I don’t remember how I got the idea, or from whom I learned about the book of spells in the school library, but I checked it out and ended up casting one that involved eating the same number of apple seeds as there are letters in your beloved’s name. Nothing complicated, nothing creepy–which is probably why I assumed it was ok to tell someone about it.
This was perhaps the biggest mistake of my life.
Overnight, I became known as Johnny Appleseed, and kids would make gestures of throwing apple seeds into their mouths as they passed me in the halls. It’s silly to think that an event like this could change your life, but it did. I never really felt “in” with my classmates again, particularly my female classmates. And after a year or two, this notion transferred itself to women in general. It was like playing soccer after losing one of your teammates to red card: I always felt at a disadvantage with the opposite sex, and sought any way possible to level the playing field.
Step 2: Amass a library of sexual self-help books
Because my parents are science dorks, the first place I looked for answers to my problem was books. And because I was a teenager when this urge began, it was books on sex. No, I wasn’t having any at the time, but I got the sense that girls could pick up on a guy’s bedroom knowledge the same way bears can smell a Snickers wrapper from across the forest.
So, I had to have some.
But now, looking back, I recognize it for what it truly said, “Hey girl, you better run for your life.”
My quest for this information began in the Walden Books in New London, CT, where I very nervously purchased a copy of the K.I.S.S. Guide to Kama Sutra. This gave way to my buying of The Big O: How to Have Them, Give Them and Keep Them Coming, which eventually gave way to Satisfaction: The Art of the Female Orgasm; The Complete Idiot’s Guide to Tantric Sex; The Multi-Orgasmic Couple; How to Make Love All Night and Drive Her Wild; and, my personal favorite, The Illustrated Guide to Extended, Massive Orgasm.

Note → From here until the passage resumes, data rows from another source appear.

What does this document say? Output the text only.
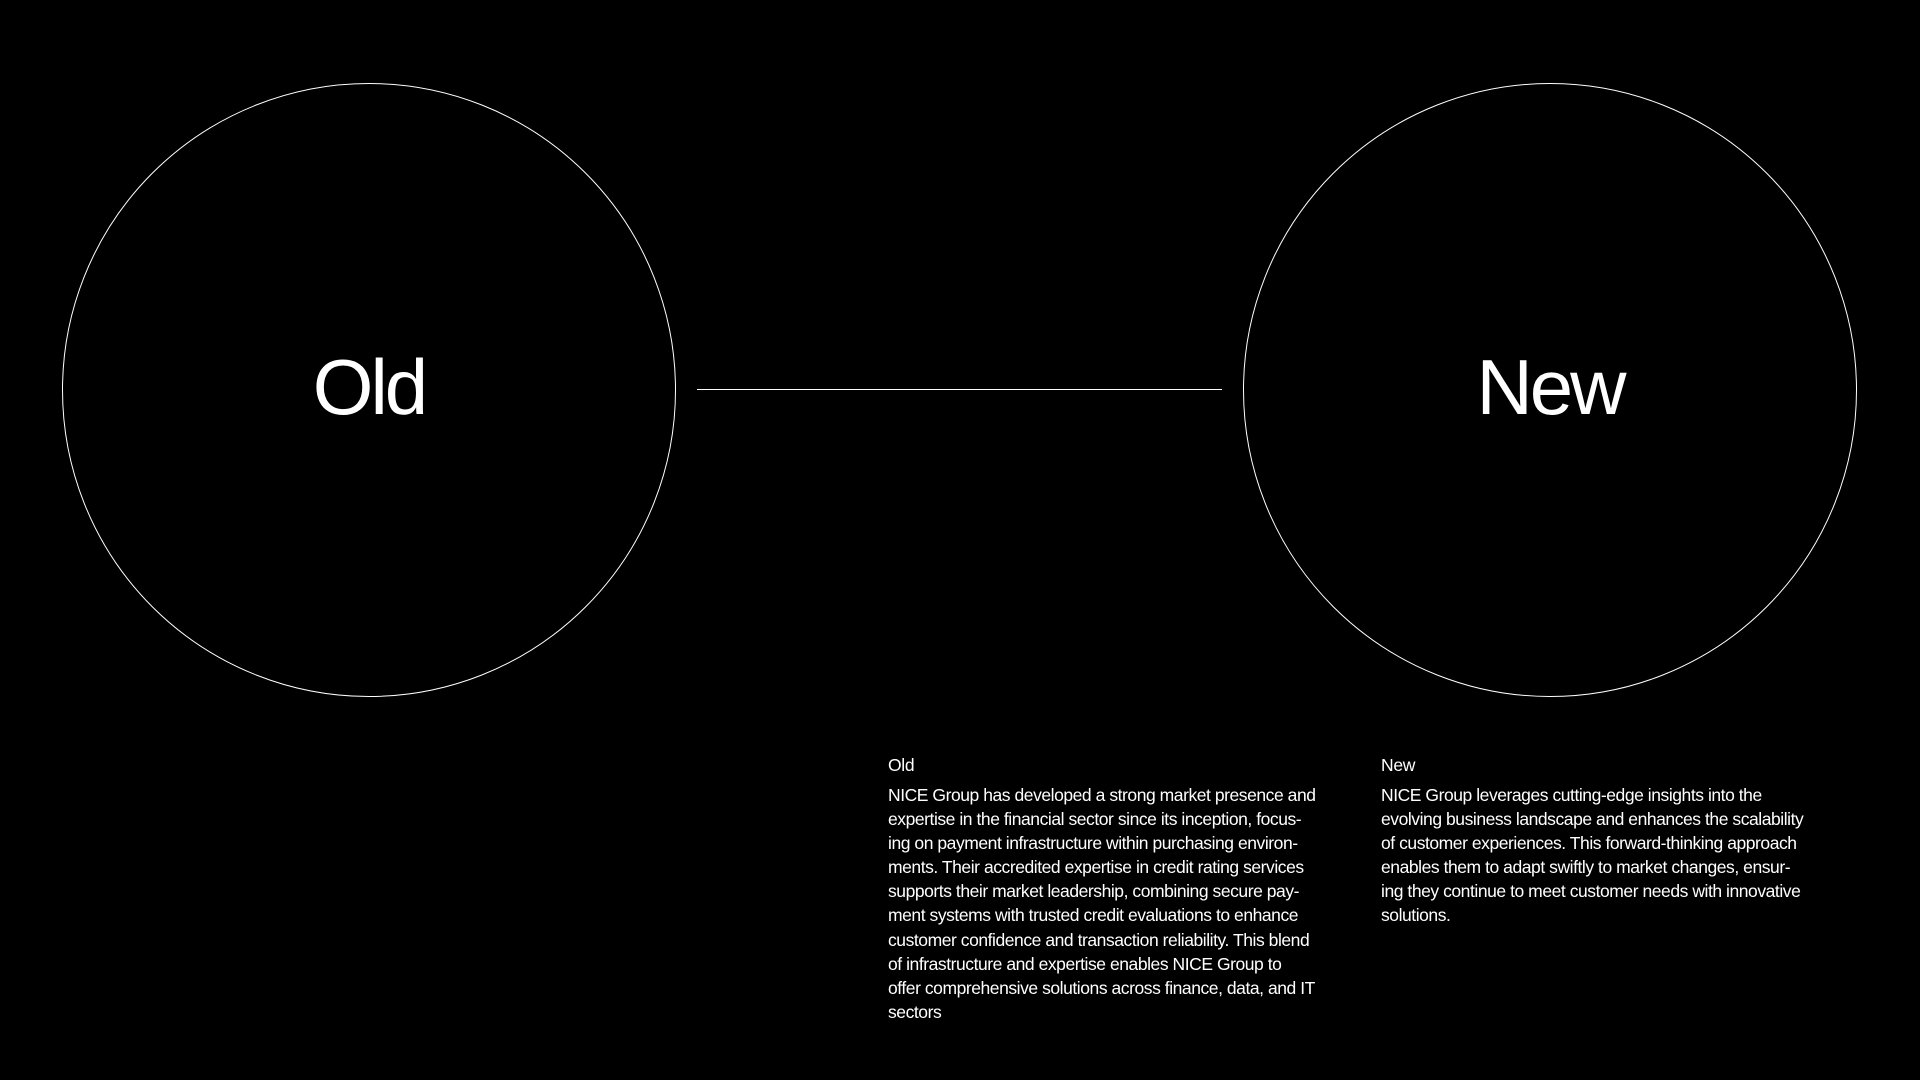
Old	New
Old

NICE Group has developed a strong market presence and
expertise in the financial sector since its inception, focus-
ing on payment infrastructure within purchasing environ-
ments. Their accredited expertise in credit rating services
supports their market leadership, combining secure pay-
ment systems with trusted credit evaluations to enhance
customer confidence and transaction reliability. This blend
of infrastructure and expertise enables NICE Group to
offer comprehensive solutions across finance, data, and IT
sectors

New

NICE Group leverages cutting-edge insights into the
evolving business landscape and enhances the scalability
of customer experiences. This forward-thinking approach
enables them to adapt swiftly to market changes, ensur-
ing they continue to meet customer needs with innovative
solutions.
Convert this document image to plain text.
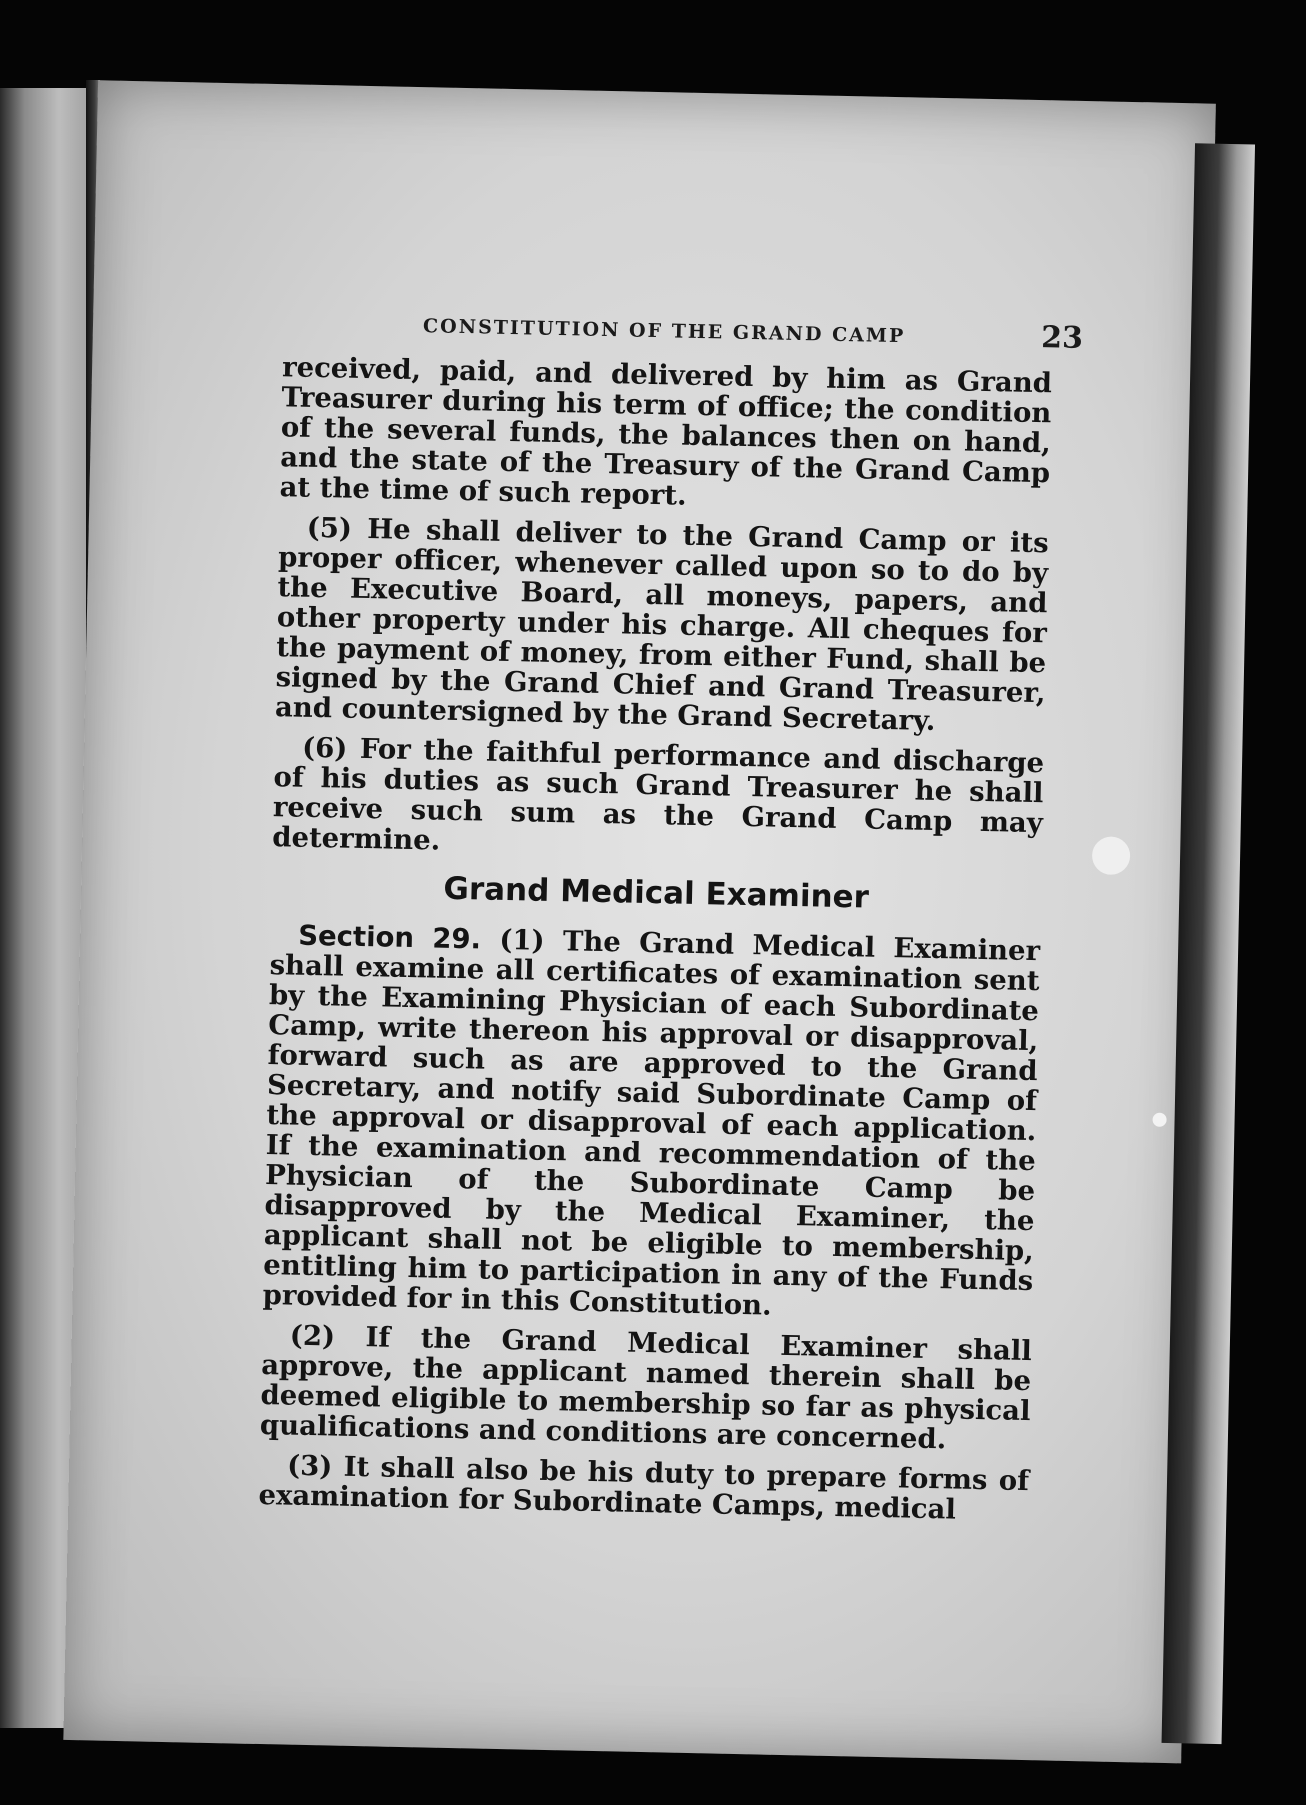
CONSTITUTION OF THE GRAND CAMP	23

received, paid, and delivered by him as Grand Treasurer during his term of office; the condition of the several funds, the balances then on hand, and the state of the Treasury of the Grand Camp at the time of such report.

(5) He shall deliver to the Grand Camp or its proper officer, whenever called upon so to do by the Executive Board, all moneys, papers, and other property under his charge. All cheques for the payment of money, from either Fund, shall be signed by the Grand Chief and Grand Treasurer, and countersigned by the Grand Secretary.

(6) For the faithful performance and discharge of his duties as such Grand Treasurer he shall receive such sum as the Grand Camp may determine.

Grand Medical Examiner

Section 29. (1) The Grand Medical Examiner shall examine all certificates of examination sent by the Examining Physician of each Subordinate Camp, write thereon his approval or disapproval, forward such as are approved to the Grand Secretary, and notify said Subordinate Camp of the approval or disapproval of each application. If the examination and recommendation of the Physician of the Subordinate Camp be disapproved by the Medical Examiner, the applicant shall not be eligible to membership, entitling him to participation in any of the Funds provided for in this Constitution.

(2) If the Grand Medical Examiner shall approve, the applicant named therein shall be deemed eligible to membership so far as physical qualifications and conditions are concerned.

(3) It shall also be his duty to prepare forms of examination for Subordinate Camps, medical
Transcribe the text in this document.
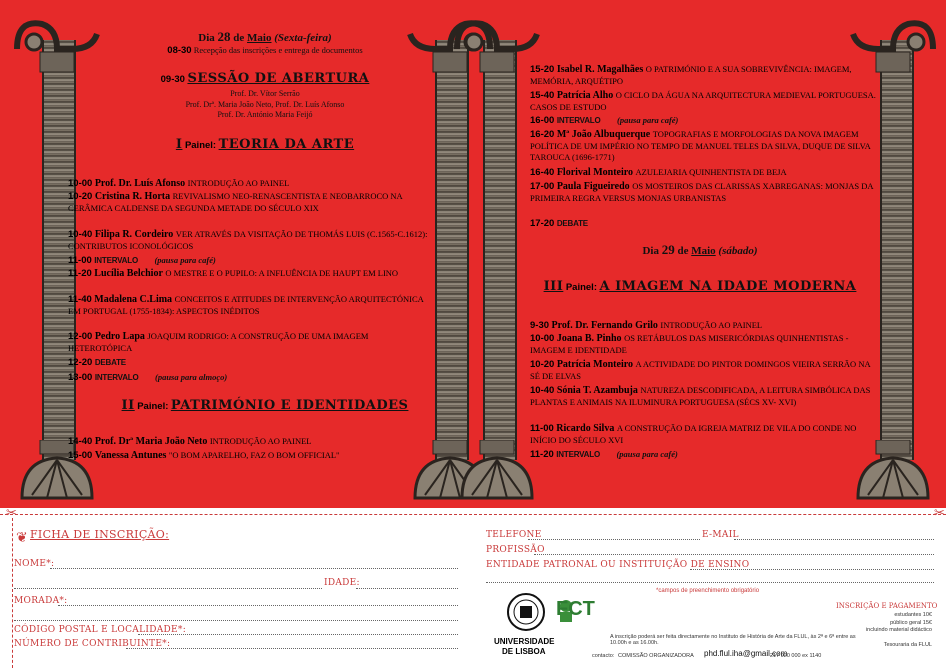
Dia 28 de Maio (Sexta-feira)
08-30 Recepção das inscrições e entrega de documentos
09-30 SESSÃO DE ABERTURA
Prof. Dr. Vítor Serrão
Prof. Drª. Maria João Neto, Prof. Dr. Luís Afonso
Prof. Dr. António Maria Feijó
I Painel: TEORIA DA ARTE
10-00 Prof. Dr. Luís Afonso INTRODUÇÃO AO PAINEL
10-20 Cristina R. Horta REVIVALISMO NEO-RENASCENTISTA E NEOBARROCO NA CERÂMICA CALDENSE DA SEGUNDA METADE DO SÉCULO XIX
10-40 Filipa R. Cordeiro VER ATRAVÉS DA VISITAÇÃO DE THOMÁS LUIS (C.1565-C.1612): CONTRIBUTOS ICONOLÓGICOS
11-00 INTERVALO (pausa para café)
11-20 Lucília Belchior O MESTRE E O PUPILO: A INFLUÊNCIA DE HAUPT EM LINO
11-40 Madalena C.Lima CONCEITOS E ATITUDES DE INTERVENÇÃO ARQUITECTÓNICA EM PORTUGAL (1755-1834): ASPECTOS INÉDITOS
12-00 Pedro Lapa JOAQUIM RODRIGO: A CONSTRUÇÃO DE UMA IMAGEM HETEROTÓPICA
12-20 DEBATE
13-00 INTERVALO (pausa para almoço)
II Painel: PATRIMÓNIO E IDENTIDADES
14-40 Prof. Drª Maria João Neto INTRODUÇÃO AO PAINEL
15-00 Vanessa Antunes "O BOM APARELHO, FAZ O BOM OFFICIAL"
15-20 Isabel R. Magalhães O PATRIMÓNIO E A SUA SOBREVIVÊNCIA: IMAGEM, MEMÓRIA, ARQUÉTIPO
15-40 Patrícia Alho O CICLO DA ÁGUA NA ARQUITECTURA MEDIEVAL PORTUGUESA. CASOS DE ESTUDO
16-00 INTERVALO (pausa para café)
16-20 Mª João Albuquerque TOPOGRAFIAS E MORFOLOGIAS DA NOVA IMAGEM POLÍTICA DE UM IMPÉRIO NO TEMPO DE MANUEL TELES DA SILVA, DUQUE DE SILVA TAROUCA (1696-1771)
16-40 Florival Monteiro AZULEJARIA QUINHENTISTA DE BEJA
17-00 Paula Figueiredo OS MOSTEIROS DAS CLARISSAS XABREGANAS: MONJAS DA PRIMEIRA REGRA VERSUS MONJAS URBANISTAS
17-20 DEBATE
Dia 29 de Maio (sábado)
III Painel: A IMAGEM NA IDADE MODERNA
9-30 Prof. Dr. Fernando Grilo INTRODUÇÃO AO PAINEL
10-00 Joana B. Pinho OS RETÁBULOS DAS MISERICÓRDIAS QUINHENTISTAS - IMAGEM E IDENTIDADE
10-20 Patrícia Monteiro A ACTIVIDADE DO PINTOR DOMINGOS VIEIRA SERRÃO NA SÉ DE ELVAS
10-40 Sónia T. Azambuja NATUREZA DESCODIFICADA, A LEITURA SIMBÓLICA DAS PLANTAS E ANIMAIS NA ILUMINURA PORTUGUESA (SÉCS XV- XVI)
11-00 Ricardo Silva A CONSTRUÇÃO DA IGREJA MATRIZ DE VILA DO CONDE NO INÍCIO DO SÉCULO XVI
11-20 INTERVALO (pausa para café)
✂	✂
❦ FICHA DE INSCRIÇÃO:
NOME*:
IDADE:
MORADA*:
CÓDIGO POSTAL E LOCALIDADE*:
NÚMERO DE CONTRIBUINTE*:
TELEFONE	E-MAIL
PROFISSÃO
ENTIDADE PATRONAL OU INSTITUIÇÃO DE ENSINO
*campos de preenchimento obrigatório
UNIVERSIDADE
DE LISBOA
FCT	INSCRIÇÃO E PAGAMENTO
estudantes 10€
público geral 15€
incluindo material didáctico
A inscrição poderá ser feita directamente no Instituto de História de Arte da FLUL, às 2ª e 6ª entre as 10.00h e as 16.00h.	Tesouraria da FLUL
contacto: COMISSÃO ORGANIZADORA phd.flul.iha@gmail.com
217 920 000 ex 1140
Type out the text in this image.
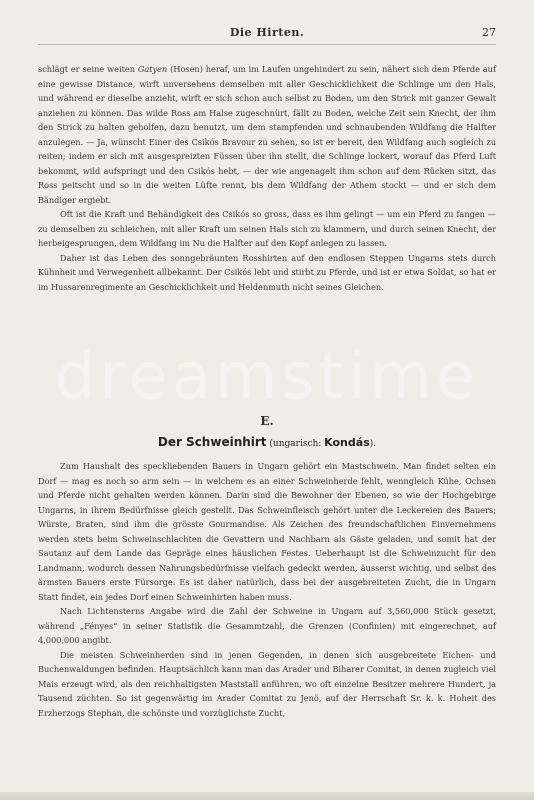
Die Hirten.	27

schlägt er seine weiten Gatyen (Hosen) heraf, um im Laufen ungehindert zu sein, nähert sich dem Pferde auf eine gewisse Distance, wirft unversehens demselben mit aller Geschicklichkeit die Schlinge um den Hals, und während er dieselbe anzieht, wirft er sich schon auch selbst zu Boden, um den Strick mit ganzer Gewalt anziehen zu können. Das wilde Ross am Halse zugeschnürt, fällt zu Boden, welche Zeit sein Knecht, der ihm den Strick zu halten geholfen, dazu benutzt, um dem stampfenden und schnaubenden Wildfang die Halfter anzulegen. — Ja, wünscht Einer des Csikós Bravour zu sehen, so ist er bereit, den Wildfang auch sogleich zu reiten; indem er sich mit ausgespreizten Füssen über ihn stellt, die Schlinge lockert, worauf das Pferd Luft bekommt, wild aufspringt und den Csikós hebt, — der wie angenagelt ihm schon auf dem Rücken sitzt, das Ross peitscht und so in die weiten Lüfte rennt, bis dem Wildfang der Athem stockt — und er sich dem Bändiger ergiebt.

Oft ist die Kraft und Behändigkeit des Csikós so gross, dass es ihm gelingt — um ein Pferd zu fangen — zu demselben zu schleichen, mit aller Kraft um seinen Hals sich zu klammern, und durch seinen Knecht, der herbeigesprungen, dem Wildfang im Nu die Halfter auf den Kopf anlegen zu lassen.

Daher ist das Leben des sonngebräunten Rosshirten auf den endlosen Steppen Ungarns stets durch Kühnheit und Verwegenheit allbekannt. Der Csikós lebt und stirbt zu Pferde, und ist er etwa Soldat, so hat er im Hussarenregimente an Geschicklichkeit und Heldenmuth nicht seines Gleichen.

dreamstime
E.
Der Schweinhirt (ungarisch: Kondás).

Zum Haushalt des speckliebenden Bauers in Ungarn gehört ein Mastschwein. Man findet selten ein Dorf — mag es noch so arm sein — in welchem es an einer Schweinherde fehlt, wenngleich Kühe, Ochsen und Pferde nicht gehalten werden können. Darin sind die Bewohner der Ebenen, so wie der Hochgebirge Ungarns, in ihrem Bedürfnisse gleich gestellt. Das Schweinfleisch gehört unter die Leckereien des Bauers; Würste, Braten, sind ihm die grösste Gourmandise. Als Zeichen des freundschaftlichen Einvernehmens werden stets beim Schweinschlachten die Gevattern und Nachbarn als Gäste geladen, und somit hat der Sautanz auf dem Lande das Gepräge eines häuslichen Festes. Ueberhaupt ist die Schweinzucht für den Landmann, wodurch dessen Nahrungsbedürfnisse vielfach gedeckt werden, äusserst wichtig, und selbst des ärmsten Bauers erste Fürsorge. Es ist daher natürlich, dass bei der ausgebreiteten Zucht, die in Ungarn Statt findet, ein jedes Dorf einen Schweinhirten haben muss.

Nach Lichtensterns Angabe wird die Zahl der Schweine in Ungarn auf 3,560,000 Stück gesetzt, während „Fényes“ in seiner Statistik die Gesammtzahl, die Grenzen (Confinien) mit eingerechnet, auf 4,000,000 angibt.

Die meisten Schweinherden sind in jenen Gegenden, in denen sich ausgebreitete Eichen- und Buchenwaldungen befinden. Hauptsächlich kann man das Arader und Biharer Comitat, in denen zugleich viel Mais erzeugt wird, als den reichhaltigsten Maststall anführen, wo oft einzelne Besitzer mehrere Hundert, ja Tausend züchten. So ist gegenwärtig im Arader Comitat zu Jenö, auf der Herrschaft Sr. k. k. Hoheit des Erzherzogs Stephan, die schönste und vorzüglichste Zucht,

By the time I graduated high school in 2005, my collection had grown to 10 books, as well as one DVD set. Pointing these out to girls, I always thought it bespoke a certain passion, something along the lines of, “Hey girl, I can play your body like a fiddle.” But now, looking back, I recognize it for what it truly said, “Hey girl, you better run for your life.”
Step 3: When this doesn’t work, become a country music artist
Everything changed the first time I saw Tim McGraw on TV.
Almost overnight, I owned a cowboy hat, a guitar and a pair of Diesel Jeans, and began working on my first album, a project I called “Real Men Wear Pink.” This is how I went to on to write such still-available-if-you’re-interested hits as “Cowboys Make the Best Lovers,” “Petrosexual (The Car Lover’s Song),” “The Declaration of Independence,” based lyrically and structurally on the Declaration of Independence, and “I’m Strait Like George (But I Ain’t Urban Like Keith).”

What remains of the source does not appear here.